I contacted you, 1 1/2 years ago about doing a program here in Rochester, for the Coffee Connection (we work with women in recovery from addiction, trauma, and incarceration!).
I grew up in Rush City, Minnesota, so not too far from your world. I’m a Baptist minister and in 1995, I attended the PHC show at Eastman. I once served an extremely dysfunctional church (right out of seminary) with some very mean people. You were like a pastor to me back in those days.
Back to work. I am the executive director of the Coffee Connection and I share a temporary co-pastorate with my husband at a Presbyterian church nearby.

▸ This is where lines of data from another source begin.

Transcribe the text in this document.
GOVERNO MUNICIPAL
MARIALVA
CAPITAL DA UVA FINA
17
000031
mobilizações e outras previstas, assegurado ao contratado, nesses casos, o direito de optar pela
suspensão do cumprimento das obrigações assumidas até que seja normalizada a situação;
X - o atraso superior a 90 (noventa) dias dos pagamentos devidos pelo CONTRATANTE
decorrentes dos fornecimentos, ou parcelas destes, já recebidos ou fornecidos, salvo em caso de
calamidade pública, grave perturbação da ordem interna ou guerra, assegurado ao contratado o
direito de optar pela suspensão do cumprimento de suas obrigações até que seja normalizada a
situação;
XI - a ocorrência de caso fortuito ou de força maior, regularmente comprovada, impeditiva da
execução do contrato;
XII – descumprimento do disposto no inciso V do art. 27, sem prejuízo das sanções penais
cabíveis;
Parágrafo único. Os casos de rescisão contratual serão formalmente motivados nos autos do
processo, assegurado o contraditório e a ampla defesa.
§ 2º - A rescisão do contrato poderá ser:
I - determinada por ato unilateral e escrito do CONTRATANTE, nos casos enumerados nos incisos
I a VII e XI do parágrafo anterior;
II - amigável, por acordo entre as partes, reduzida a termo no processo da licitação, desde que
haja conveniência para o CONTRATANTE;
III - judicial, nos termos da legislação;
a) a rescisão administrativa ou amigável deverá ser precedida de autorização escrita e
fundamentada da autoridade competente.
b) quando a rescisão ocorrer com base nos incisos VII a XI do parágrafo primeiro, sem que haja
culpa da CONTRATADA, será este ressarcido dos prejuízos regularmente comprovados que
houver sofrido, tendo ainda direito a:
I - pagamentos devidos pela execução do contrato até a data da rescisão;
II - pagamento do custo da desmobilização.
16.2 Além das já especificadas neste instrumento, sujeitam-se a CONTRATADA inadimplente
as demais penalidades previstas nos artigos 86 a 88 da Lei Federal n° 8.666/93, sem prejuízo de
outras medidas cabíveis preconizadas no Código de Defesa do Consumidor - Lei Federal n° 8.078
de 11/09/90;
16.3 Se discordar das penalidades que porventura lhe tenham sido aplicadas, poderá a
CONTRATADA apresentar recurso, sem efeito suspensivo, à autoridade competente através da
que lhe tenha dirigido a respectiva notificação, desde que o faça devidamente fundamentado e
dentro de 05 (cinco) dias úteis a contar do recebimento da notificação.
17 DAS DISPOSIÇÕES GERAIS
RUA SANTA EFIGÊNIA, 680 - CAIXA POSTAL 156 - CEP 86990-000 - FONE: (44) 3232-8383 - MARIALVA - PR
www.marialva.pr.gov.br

Peace and safe travels! Train is the way to go.
Joy
Coffee Connection sounds like a noble organization and I admire your good work even at a distance. But I think an old faded performer such as I is the wrong person to entertain those women. You want a woman whose experience connects to theirs, not a guy who recites limericks and talks about a small town on the prairie. But thanks for the compliment. GK
Dear Garrison,
When we moved to St. Paul in the early 70s, we loved hearing your mellifluous voice on our car radio as we drove through shockingly cold winter mornings. But when we heard you were taking A Prairie Home Companion national, I told my husband, “Won’t work. His humor is too Minnesotan.” Ha. One Saturday evening in the early 80s, after you successfully went national, we took English houseguests to the World Theater in St. Paul, hoping to give them a truly American experience. You did not disappoint. As we all sat transfixed in the first row, you stood on stage in your white suit, eyes closed, and carried us away to Memorial Day in Lake Wobegon. This fall you’re coming to our newly adopted state, North Carolina, and we’re taking a bunch of octogenerian friends over to Greensboro to see you. In other words, you and we have grown old together. Couldn’t be better company.
Nancy Johnston Hall
Chapel Hill, North Carolina
Ohmygoodness, I love your reply to "Patti Bethel." It is always so fascinating to me how the members of the various "freedom caucuses", the "libertarians," the "don't tread on me" crowd are slobbering at any opportunity to impose THEIR taste, will, beliefs, reading (or none) habits, etc. They should call themselves what they are, members of the "Freedom For Me But Not For Thee" pseudo-church.